Imperfect Metaphor

The metaphor that came to me on my morning run is inexact, but because it has stuck with me I'll write about it anyway.

During my recent involvement with the Stephanie Atwood Belly Fat Blow-Out book / eating program, I've spend some time contemplating the nature of processed foods (the program is against them). Here's how I see it. First we put a basic food (be it plant or animal) in a machine to smash it to smithereens and leach out most of its natural, healthy components. Then we add in a few artificially created vitamins and minerals, mix the results with some guar gum (a binder made from beans stripped of their nutrients by dehulling and smushing), ascorbic acid (a preservative made by fermenting sugar with black mold), lotsa sugar or carcinogenic artificial sweeteners, plenty of salt, and artificial color. Then we pour the goo we've made into some kind of mold or container, slap a clever wrapper or label on it (Animated characters anyone? Cute, anthropomorphized farm animals maybe? Happy chickens?) and stock the shelves at the Safeway or the mini-mart with it.

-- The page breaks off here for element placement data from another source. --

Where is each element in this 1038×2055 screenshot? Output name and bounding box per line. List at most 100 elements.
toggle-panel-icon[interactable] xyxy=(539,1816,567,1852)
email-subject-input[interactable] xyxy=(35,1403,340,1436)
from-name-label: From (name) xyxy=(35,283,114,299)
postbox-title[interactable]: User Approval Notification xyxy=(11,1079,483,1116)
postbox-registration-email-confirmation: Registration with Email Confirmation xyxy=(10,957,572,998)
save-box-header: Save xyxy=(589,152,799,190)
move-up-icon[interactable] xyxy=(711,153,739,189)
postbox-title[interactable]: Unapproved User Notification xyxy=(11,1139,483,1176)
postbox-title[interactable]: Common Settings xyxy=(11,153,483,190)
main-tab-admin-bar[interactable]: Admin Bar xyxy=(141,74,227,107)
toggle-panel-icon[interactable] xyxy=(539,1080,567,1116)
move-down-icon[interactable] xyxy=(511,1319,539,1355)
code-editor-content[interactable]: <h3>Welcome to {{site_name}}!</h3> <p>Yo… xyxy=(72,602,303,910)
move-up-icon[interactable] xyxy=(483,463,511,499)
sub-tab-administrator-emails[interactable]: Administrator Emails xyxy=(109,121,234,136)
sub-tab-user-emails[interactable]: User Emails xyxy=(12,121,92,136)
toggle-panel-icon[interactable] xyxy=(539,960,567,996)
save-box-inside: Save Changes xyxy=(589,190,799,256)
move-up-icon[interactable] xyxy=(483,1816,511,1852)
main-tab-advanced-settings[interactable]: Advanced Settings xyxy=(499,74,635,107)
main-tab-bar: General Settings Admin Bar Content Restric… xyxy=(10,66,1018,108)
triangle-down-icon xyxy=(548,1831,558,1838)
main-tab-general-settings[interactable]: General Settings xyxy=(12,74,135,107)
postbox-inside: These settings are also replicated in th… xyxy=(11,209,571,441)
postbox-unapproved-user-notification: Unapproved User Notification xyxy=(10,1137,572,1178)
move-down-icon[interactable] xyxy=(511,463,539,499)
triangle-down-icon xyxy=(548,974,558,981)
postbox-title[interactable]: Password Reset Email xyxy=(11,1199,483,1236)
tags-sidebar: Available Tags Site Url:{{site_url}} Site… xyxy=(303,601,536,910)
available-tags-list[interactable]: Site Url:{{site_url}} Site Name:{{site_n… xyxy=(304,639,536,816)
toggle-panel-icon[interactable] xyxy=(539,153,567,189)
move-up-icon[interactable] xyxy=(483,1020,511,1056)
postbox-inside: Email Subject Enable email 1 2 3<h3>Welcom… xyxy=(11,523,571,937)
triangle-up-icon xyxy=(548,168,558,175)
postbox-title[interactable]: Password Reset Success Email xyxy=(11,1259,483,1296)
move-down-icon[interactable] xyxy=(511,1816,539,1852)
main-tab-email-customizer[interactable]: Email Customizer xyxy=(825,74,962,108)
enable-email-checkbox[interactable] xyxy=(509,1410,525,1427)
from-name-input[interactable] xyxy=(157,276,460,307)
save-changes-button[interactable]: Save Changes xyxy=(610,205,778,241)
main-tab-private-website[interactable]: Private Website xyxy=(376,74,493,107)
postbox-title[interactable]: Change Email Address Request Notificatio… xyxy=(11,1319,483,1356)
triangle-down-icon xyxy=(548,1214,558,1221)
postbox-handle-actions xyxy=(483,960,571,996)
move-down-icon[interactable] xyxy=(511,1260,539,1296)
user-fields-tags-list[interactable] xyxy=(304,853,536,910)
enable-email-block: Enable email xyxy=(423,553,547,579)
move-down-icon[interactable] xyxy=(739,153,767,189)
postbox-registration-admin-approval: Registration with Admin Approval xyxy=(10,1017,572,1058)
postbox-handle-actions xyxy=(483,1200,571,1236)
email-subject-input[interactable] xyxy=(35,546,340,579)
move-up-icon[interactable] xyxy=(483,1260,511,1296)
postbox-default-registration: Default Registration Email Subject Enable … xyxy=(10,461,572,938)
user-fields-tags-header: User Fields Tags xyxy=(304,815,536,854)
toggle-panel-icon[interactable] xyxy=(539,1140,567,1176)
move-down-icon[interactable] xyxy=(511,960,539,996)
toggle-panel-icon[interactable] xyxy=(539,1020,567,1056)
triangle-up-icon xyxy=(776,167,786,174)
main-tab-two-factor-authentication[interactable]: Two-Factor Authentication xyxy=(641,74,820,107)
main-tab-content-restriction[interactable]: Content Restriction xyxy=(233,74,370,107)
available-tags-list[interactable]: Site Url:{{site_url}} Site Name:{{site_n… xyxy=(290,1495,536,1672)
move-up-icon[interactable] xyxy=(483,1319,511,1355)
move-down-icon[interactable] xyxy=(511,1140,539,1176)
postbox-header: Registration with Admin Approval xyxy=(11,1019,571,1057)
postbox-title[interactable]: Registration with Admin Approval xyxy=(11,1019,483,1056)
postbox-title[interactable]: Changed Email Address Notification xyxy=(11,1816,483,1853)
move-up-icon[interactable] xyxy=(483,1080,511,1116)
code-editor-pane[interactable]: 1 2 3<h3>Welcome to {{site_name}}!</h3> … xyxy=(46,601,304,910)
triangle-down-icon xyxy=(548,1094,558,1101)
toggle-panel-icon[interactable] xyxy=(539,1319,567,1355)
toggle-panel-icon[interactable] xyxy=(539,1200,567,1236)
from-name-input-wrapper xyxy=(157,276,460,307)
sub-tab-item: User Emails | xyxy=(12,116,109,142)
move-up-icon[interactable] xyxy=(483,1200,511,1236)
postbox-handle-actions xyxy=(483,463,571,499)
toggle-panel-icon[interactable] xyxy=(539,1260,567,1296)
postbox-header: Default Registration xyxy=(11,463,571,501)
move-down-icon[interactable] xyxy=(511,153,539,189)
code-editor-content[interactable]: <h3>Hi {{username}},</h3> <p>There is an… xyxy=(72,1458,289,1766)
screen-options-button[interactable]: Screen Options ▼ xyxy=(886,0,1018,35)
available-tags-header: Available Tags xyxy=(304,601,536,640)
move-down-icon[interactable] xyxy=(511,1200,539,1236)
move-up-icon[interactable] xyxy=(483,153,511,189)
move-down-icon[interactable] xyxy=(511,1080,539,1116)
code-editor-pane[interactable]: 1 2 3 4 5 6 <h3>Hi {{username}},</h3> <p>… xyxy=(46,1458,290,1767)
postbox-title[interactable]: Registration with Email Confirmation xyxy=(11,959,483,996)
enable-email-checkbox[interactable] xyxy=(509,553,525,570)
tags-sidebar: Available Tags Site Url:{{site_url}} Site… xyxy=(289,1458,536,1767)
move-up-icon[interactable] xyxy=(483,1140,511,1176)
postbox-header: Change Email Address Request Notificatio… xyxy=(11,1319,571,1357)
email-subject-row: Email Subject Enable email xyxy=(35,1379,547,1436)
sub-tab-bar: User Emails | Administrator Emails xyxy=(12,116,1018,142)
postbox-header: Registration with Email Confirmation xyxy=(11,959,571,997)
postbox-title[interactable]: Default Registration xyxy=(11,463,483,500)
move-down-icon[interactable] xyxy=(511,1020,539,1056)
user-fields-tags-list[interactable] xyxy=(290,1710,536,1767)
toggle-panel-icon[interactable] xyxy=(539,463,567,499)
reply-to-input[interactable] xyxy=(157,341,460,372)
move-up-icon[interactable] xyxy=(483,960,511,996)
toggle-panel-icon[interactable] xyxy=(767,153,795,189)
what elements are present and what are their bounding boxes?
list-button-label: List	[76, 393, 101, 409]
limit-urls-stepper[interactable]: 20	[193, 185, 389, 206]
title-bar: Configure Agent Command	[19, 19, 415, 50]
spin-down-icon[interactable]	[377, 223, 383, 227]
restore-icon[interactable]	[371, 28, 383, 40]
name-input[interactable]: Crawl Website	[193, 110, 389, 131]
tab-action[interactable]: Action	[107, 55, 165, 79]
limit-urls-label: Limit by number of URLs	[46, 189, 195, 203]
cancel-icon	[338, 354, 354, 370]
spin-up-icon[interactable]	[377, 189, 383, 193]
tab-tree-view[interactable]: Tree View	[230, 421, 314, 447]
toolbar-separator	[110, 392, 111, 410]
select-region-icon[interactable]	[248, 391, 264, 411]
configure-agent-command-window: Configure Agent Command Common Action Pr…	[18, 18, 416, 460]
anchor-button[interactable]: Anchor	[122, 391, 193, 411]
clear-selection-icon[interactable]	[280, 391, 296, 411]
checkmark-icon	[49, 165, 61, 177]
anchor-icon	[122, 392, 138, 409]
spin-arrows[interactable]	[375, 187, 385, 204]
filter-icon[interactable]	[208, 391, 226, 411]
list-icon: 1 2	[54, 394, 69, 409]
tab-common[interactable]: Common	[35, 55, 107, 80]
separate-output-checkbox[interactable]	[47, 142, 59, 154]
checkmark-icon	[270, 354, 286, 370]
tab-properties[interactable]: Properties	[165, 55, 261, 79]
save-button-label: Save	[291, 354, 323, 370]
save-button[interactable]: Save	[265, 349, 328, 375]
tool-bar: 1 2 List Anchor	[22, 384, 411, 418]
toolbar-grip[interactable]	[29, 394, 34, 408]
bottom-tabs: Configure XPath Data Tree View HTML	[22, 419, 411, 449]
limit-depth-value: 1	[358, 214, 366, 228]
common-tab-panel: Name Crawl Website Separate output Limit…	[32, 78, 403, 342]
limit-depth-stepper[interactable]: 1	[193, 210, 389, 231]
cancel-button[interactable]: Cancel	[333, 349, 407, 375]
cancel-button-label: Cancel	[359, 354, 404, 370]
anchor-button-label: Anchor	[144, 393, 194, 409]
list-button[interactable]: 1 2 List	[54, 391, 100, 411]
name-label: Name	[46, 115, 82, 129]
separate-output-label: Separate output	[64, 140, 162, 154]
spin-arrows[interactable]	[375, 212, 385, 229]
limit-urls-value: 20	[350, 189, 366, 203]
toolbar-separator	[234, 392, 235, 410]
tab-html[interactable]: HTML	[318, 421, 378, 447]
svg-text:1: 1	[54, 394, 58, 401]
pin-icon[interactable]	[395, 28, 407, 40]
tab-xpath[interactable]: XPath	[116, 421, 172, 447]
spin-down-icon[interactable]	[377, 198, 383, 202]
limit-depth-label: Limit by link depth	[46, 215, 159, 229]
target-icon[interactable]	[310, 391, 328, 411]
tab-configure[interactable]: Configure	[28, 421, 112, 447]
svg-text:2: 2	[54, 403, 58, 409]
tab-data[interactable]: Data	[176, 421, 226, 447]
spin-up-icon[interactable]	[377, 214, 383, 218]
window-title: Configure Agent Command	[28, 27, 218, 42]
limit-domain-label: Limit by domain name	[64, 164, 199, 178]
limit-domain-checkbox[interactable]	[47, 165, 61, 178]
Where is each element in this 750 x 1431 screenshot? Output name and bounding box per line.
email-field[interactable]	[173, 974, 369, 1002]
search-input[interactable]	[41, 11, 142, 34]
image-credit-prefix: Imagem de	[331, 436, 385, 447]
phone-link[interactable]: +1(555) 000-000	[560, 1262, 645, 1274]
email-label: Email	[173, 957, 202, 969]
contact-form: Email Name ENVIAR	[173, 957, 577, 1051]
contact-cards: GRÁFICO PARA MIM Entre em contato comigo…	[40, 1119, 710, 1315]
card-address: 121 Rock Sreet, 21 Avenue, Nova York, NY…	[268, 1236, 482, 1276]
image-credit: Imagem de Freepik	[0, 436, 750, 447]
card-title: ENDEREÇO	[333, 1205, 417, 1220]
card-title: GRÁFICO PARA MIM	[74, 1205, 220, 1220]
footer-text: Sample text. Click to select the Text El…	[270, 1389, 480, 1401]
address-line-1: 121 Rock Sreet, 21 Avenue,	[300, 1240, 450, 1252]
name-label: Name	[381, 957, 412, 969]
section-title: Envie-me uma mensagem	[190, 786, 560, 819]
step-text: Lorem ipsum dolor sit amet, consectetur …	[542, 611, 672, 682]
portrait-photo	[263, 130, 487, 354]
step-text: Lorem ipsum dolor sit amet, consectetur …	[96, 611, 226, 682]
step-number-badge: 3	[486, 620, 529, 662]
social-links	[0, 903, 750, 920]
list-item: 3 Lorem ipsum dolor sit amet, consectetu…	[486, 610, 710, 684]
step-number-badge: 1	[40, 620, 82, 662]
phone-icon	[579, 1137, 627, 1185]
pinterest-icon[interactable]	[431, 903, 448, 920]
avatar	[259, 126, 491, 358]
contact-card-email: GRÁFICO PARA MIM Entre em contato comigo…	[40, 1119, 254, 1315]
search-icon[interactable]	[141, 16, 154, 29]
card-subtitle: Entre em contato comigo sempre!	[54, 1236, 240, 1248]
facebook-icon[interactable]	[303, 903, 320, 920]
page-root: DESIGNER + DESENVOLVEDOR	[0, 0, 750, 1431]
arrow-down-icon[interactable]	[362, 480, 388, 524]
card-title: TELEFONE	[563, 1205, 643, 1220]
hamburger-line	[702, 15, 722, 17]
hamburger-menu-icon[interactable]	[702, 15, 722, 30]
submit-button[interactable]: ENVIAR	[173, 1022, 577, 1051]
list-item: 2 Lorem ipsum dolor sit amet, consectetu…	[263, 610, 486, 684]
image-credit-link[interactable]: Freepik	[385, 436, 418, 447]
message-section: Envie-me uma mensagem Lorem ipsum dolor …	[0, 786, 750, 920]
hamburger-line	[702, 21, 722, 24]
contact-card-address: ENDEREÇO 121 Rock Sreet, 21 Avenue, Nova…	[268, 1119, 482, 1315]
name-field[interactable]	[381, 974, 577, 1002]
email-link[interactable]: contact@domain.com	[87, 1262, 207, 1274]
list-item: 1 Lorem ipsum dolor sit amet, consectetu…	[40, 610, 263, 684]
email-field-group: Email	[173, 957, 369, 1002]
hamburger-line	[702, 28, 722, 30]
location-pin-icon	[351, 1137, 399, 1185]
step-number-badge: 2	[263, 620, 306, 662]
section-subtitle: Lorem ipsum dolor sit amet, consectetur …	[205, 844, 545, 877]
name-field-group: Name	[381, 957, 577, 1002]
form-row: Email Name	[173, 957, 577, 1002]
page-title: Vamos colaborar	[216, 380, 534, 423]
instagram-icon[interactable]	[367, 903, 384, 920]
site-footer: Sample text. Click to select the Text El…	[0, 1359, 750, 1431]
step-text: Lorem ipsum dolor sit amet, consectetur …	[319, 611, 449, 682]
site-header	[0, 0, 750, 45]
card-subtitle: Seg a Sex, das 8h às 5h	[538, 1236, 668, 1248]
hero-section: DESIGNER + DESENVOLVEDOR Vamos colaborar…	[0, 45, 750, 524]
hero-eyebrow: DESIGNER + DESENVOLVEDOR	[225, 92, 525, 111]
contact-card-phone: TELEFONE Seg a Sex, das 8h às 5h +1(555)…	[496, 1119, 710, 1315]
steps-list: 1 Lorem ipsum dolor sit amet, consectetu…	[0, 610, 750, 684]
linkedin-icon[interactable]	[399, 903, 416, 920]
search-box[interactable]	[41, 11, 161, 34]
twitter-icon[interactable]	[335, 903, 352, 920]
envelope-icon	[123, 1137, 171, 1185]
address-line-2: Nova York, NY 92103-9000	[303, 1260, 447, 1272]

When we buy it and eat it, it feels good in our mouth--sweet, chewy, filling. Thanks to the robust marketing industry in our culture, which fills up our senses with pleasing images and promises everywhere we look--I'll wait a minute while you close that pop-up--we feel good eating many different "food" products that are made by some version of the process I've outlined above. 

I love parks. They may be artificial additives, but they're additives I appreciate!
Yeah, I know, well, duh. So where's the metaphor? It popped into my mind as I ran in a very urbanized area this morning--Northridge, California. I made my way up one of the main commercial arteries looking for what on the map appeared to be a bike path (it wasn't one). Along the way I saw what I believe was every fast-food joint ever created and corporatized on this planet. Then I also saw a huge storefront surmounted by the word "Vitamins" in big red letters. As I waited at the corner for the light to change, I took in the fast food palaces, the vitamin store, and all the glum commuters sitting isolated in their cars as they stopped-and-goed in the heavy traffic. 

Then it came to me--we are highly processed humans. It's like we've been dropped in some huge cultural centrifuge and spun until we're smashed to smithereens. We've had the vitality we were born with leached out of us and so are forced to shop at the vitamin store to try and recover it. We pride ourselves in reading food labels--from this one I'll get calcium, from this one fiber, from this one vitamin C--and because we're good at it, we supply our bodies with the nutritional equivalent of guar gum and ascorbic acid in the hopes they will restore us to the vital creatures we were at birth. 

Alternative metaphor? 


We also "exercise," be it in a gym or a yoga studio--this in place of the constant running, moving, lifting, skipping, and singing that our early ancestors practiced. Then we put our butts in oversized, ecologically ruinous conveyances--only one person per behemoth vehicle, please--and drive to work where we spend some more motionless hours. I'm not going to beat this dead horse (speaking of metaphors); you get the idea.

All is not lost, however. My run took me to Cal State Northridge, where I ferreted out the sports complex. Sadly, the track and the fields are closed to the public, and yeah, what's up with that; but the very existence of these huge exercise venues indicates that, broken and then ineffectively patched up though we may be, as a species we yearn to be in motion, which is really the same as yearning to be healthy.

It's not the World Series, but it's October
baseball at Cal State Northridge!
I feel blessed to live in Pleasanton, a town of 74,000 that boasts 44 parks. We people love parks. We love open space. We love trees. We love wildlife, even when it's only crows and squirrels. So I offer two ways to feed that love: First, don't read labels so much to see what's been added as to see what's not been taken out. Second, close this screen you're looking at right now, stand up, put on your sturdy shoes, and walk to the nearest park. Let's act as a reminder to the world that people were made to run, move, lift, skip, and sing.